Joseph Smith and a Relational Definition of Sin
by Josh E. Probert, University of Delaware
"Joseph Smith questioned the foundation of Protestantism that salvation is an event that takes place between two people alone, namely God and man. He replaced this ethic of individualism with one of community, interrelatedness, and interdependence and made religious community the condition of the possibility of salvation." Although Joseph would agree with the biblical notion that sin "ruptures one's relationship to deity," he built upon this idea and added to it.
The Protestant worldview of self-scrutiny and being saved by grace may have driven Joseph into the Sacred Grove, but the religion that grew from Joseph's encounter with Deity was one based on relationships, particularly covenant relationships. Joseph's revelations, says Probert, resulted in an effort "to make concrete an impulse manifest across the millennia of Christianity, namely the desire to construct the city of God, . . . Zion."
Community was not just for this world either. Joseph recast heaven, too, as a place of "eternal work among eternal associates" and not merely a destination where the Saints experience "a beatific reprieve from the cares of this world in which all surround the throne of God and do nothing but chant, 'sanctus, santus, sanctus.'" Joseph believed in a heaven where "the same sociality, which exists among us here will exist among us there" (D&C 130:2).
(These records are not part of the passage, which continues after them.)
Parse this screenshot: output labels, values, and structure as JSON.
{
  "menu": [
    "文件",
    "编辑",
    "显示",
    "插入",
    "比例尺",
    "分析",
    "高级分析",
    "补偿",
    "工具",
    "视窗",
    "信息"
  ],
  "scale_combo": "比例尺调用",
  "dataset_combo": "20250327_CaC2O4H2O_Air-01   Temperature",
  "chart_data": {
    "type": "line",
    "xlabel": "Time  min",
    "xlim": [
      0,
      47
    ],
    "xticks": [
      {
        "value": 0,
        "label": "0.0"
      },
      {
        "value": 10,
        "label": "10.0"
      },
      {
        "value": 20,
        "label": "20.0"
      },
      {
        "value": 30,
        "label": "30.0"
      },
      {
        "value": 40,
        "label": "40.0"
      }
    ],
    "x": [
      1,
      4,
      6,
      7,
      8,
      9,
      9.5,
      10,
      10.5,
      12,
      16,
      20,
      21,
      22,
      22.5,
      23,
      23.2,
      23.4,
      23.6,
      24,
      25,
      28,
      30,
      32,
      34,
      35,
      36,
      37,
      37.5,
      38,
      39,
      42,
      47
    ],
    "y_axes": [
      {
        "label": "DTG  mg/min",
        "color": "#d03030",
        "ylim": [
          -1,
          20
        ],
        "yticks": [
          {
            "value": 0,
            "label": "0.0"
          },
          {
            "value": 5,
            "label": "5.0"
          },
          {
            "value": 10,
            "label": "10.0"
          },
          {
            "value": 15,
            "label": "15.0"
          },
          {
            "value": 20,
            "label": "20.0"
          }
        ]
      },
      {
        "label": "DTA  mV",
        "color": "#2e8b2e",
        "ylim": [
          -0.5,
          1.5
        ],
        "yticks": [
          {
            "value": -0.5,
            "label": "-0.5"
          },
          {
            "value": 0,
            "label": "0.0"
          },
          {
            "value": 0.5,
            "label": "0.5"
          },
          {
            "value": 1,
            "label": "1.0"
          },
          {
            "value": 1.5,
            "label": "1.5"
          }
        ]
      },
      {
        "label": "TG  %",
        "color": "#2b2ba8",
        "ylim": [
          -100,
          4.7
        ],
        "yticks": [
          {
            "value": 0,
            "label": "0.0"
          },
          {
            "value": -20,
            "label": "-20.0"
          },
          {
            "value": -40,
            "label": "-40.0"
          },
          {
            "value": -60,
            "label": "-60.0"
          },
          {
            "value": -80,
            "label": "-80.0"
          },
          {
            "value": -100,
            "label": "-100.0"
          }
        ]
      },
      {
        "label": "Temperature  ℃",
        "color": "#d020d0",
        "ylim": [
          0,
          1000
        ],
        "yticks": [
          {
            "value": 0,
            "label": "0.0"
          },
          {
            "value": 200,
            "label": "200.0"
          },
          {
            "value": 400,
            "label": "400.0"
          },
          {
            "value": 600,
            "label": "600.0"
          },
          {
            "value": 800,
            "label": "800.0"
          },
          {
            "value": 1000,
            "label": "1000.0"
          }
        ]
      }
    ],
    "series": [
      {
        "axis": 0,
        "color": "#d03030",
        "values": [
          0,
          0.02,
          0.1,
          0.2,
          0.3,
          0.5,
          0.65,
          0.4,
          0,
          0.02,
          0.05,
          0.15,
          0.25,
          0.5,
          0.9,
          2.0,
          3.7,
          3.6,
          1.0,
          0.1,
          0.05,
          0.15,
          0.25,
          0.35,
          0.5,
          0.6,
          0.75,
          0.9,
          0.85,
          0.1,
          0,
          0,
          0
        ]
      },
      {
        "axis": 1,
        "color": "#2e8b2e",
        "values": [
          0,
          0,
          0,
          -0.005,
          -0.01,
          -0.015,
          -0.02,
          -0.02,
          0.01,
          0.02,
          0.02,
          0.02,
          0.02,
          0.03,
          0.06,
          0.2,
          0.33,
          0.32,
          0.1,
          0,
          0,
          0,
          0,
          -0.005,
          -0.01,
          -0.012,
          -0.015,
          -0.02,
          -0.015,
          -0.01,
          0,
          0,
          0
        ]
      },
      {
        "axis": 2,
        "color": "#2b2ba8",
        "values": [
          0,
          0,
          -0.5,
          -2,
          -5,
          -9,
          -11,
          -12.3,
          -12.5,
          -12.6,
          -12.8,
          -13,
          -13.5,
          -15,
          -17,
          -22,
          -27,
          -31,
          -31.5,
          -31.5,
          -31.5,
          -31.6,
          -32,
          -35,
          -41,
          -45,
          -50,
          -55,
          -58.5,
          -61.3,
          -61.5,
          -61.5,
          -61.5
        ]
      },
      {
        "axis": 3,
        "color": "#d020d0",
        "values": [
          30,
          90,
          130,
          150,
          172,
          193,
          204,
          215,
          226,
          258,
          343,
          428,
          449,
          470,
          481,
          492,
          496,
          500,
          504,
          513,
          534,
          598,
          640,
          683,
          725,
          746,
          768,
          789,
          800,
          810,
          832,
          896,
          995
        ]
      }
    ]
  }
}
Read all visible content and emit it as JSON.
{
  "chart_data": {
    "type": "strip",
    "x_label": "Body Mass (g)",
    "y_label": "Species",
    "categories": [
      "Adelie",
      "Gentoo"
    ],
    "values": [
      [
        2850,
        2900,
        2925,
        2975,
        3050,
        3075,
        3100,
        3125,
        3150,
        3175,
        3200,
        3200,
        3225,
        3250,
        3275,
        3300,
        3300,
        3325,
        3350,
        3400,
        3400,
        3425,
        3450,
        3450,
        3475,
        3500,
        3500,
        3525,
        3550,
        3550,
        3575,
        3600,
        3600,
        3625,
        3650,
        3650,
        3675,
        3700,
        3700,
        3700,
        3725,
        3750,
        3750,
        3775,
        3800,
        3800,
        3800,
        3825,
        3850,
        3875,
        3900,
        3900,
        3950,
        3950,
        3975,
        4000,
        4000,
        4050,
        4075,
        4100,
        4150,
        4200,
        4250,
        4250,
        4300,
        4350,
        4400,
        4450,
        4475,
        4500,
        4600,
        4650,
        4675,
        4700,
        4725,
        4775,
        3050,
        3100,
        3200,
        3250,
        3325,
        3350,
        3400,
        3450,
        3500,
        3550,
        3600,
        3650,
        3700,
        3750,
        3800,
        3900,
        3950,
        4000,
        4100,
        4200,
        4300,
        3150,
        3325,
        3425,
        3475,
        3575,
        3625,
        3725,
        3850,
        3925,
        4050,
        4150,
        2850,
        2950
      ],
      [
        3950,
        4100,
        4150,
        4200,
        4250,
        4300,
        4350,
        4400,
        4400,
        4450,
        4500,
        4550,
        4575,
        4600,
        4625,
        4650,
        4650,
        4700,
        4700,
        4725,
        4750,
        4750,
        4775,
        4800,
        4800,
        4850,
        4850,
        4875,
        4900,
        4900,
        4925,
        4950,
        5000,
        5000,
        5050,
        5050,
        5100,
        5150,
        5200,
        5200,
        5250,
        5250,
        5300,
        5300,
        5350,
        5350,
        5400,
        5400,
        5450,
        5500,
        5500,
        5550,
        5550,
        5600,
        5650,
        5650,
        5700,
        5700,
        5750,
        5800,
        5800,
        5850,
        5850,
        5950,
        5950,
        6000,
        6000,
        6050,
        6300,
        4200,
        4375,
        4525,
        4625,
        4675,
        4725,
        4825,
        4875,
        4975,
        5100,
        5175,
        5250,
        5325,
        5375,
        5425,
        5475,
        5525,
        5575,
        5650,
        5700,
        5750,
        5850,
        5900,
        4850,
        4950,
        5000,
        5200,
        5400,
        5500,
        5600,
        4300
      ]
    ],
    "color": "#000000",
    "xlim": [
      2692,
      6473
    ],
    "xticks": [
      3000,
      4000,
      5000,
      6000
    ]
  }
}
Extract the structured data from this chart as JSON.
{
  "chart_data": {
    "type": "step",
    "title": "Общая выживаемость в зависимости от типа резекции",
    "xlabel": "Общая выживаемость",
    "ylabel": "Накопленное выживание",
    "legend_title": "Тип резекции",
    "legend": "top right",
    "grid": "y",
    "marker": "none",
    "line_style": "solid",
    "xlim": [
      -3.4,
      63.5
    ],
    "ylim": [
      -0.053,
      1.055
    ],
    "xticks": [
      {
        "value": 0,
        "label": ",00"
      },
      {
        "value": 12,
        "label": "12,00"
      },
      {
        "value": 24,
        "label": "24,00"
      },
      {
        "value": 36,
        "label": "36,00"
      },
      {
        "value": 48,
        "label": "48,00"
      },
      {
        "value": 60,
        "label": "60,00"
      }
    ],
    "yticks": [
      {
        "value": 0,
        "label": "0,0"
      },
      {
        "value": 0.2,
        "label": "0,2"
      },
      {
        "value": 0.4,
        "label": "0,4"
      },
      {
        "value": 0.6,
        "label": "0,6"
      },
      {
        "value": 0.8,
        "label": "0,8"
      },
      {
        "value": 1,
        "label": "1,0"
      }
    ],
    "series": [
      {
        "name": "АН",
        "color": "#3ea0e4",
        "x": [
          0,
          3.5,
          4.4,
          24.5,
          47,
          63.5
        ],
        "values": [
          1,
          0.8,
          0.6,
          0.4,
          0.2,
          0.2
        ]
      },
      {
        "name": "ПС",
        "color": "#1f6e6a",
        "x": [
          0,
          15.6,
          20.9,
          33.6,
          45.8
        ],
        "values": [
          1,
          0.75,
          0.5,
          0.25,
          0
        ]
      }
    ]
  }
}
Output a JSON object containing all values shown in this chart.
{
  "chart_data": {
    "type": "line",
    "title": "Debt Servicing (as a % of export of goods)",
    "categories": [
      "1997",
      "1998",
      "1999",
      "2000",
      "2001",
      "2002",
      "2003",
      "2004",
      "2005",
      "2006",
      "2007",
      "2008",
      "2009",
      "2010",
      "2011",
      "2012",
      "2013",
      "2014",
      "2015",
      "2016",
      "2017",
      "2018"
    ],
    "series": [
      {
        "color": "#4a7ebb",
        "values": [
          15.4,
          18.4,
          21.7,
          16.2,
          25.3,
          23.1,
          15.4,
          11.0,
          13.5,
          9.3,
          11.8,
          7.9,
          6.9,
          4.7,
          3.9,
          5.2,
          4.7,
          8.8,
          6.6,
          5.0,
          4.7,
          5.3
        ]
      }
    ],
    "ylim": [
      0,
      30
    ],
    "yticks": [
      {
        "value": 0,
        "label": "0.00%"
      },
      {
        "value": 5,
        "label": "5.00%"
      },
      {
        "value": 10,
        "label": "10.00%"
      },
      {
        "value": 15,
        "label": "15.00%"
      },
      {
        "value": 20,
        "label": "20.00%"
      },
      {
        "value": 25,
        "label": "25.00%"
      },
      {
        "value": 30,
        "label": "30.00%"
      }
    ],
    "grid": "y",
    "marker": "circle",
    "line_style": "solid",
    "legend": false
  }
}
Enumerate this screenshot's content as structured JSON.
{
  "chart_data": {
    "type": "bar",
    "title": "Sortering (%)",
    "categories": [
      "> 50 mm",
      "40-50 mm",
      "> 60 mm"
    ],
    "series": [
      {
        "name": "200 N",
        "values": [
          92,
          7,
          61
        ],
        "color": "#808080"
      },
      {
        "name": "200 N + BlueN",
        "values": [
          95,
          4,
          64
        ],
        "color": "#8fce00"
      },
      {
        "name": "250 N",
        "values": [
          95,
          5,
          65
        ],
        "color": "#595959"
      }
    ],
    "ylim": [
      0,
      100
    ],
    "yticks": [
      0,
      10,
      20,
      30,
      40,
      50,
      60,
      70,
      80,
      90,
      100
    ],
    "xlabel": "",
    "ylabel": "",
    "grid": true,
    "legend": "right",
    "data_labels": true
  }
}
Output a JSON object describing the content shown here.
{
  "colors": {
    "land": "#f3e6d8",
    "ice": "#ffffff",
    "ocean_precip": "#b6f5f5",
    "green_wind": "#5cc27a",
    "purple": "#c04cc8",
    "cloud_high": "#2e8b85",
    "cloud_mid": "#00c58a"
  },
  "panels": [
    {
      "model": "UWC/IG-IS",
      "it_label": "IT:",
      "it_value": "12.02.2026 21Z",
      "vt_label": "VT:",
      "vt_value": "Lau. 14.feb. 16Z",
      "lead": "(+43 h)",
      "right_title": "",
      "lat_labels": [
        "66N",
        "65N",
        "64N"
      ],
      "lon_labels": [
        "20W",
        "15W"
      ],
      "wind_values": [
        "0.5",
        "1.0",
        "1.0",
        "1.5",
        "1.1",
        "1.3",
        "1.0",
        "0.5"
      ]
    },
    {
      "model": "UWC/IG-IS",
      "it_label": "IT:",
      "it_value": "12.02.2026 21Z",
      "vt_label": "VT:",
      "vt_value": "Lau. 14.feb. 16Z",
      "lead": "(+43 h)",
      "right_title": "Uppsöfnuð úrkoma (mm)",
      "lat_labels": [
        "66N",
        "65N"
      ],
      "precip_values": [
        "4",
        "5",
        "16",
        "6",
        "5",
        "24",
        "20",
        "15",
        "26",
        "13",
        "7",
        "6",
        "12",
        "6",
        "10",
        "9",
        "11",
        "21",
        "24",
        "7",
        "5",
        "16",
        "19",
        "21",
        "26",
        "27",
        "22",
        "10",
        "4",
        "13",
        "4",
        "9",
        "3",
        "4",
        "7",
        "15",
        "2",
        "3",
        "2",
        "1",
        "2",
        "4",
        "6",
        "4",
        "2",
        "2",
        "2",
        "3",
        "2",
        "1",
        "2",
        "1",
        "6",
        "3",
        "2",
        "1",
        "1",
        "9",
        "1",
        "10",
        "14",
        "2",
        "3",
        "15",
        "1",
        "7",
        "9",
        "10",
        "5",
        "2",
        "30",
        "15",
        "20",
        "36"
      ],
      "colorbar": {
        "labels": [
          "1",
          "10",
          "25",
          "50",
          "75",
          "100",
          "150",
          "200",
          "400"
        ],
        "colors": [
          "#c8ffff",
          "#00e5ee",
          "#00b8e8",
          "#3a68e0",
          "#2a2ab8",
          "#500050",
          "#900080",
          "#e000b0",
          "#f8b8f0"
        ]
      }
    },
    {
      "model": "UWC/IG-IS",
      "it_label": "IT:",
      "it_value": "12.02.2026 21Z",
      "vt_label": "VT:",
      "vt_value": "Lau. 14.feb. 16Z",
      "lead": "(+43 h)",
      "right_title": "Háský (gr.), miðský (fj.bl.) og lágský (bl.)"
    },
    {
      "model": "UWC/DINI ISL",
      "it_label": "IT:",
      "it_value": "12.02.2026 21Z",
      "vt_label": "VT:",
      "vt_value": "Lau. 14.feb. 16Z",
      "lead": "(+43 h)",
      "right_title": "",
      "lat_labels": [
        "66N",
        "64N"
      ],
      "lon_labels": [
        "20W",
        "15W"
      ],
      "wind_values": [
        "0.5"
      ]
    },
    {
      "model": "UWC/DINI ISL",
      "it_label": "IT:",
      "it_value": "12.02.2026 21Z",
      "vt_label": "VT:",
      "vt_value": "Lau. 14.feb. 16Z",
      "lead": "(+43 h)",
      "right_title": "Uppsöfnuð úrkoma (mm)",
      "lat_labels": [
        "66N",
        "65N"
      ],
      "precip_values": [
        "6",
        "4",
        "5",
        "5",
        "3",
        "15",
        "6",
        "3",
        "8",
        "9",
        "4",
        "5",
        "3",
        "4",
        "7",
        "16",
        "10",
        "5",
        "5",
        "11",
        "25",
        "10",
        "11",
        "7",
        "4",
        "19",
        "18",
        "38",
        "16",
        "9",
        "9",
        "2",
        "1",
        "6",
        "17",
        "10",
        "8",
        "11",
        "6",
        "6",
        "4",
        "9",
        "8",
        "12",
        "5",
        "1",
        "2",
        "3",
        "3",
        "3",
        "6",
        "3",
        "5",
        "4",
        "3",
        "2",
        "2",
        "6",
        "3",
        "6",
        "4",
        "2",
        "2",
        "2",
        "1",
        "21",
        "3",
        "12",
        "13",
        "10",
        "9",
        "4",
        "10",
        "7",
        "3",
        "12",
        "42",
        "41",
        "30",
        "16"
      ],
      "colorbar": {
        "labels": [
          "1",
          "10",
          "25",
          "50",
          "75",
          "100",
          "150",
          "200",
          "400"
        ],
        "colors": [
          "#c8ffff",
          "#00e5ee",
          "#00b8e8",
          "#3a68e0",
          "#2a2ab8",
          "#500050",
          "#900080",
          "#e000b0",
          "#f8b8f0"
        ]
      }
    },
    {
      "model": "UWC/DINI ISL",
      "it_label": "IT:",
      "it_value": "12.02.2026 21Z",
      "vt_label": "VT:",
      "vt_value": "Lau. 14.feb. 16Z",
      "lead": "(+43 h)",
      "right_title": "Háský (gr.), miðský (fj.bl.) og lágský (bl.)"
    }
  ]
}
Probert suggests we need to better understand "what Joseph Smith was getting at when he taught that friendship is one of the 'grand fundamental principles of Mormonism.' It is at least clear that he was arguing for something more robust than inviting the Whitneys and the Kimballs over to the Mansion House for a game of loo and whist." Friendship, community, and relationship provide a different context for sin.
Sin becomes more than merely the breaking of a rule; it is the violation of a covenant community. This idea that sin occurs within relationships leads to Probert's pivotal point: "This contextualization of sin helps provide a measure of stability in the subjective relativity of defining what is and is not sin. One can use behavior's effects on relationships as a rubric. In a most important way, seeing sin as behavior that damages saving relationships gets us beyond Pharisee-like judgment of others for things that do not matter and reorients our focus to love, especially the agape-type love that was central to primitive Christianity.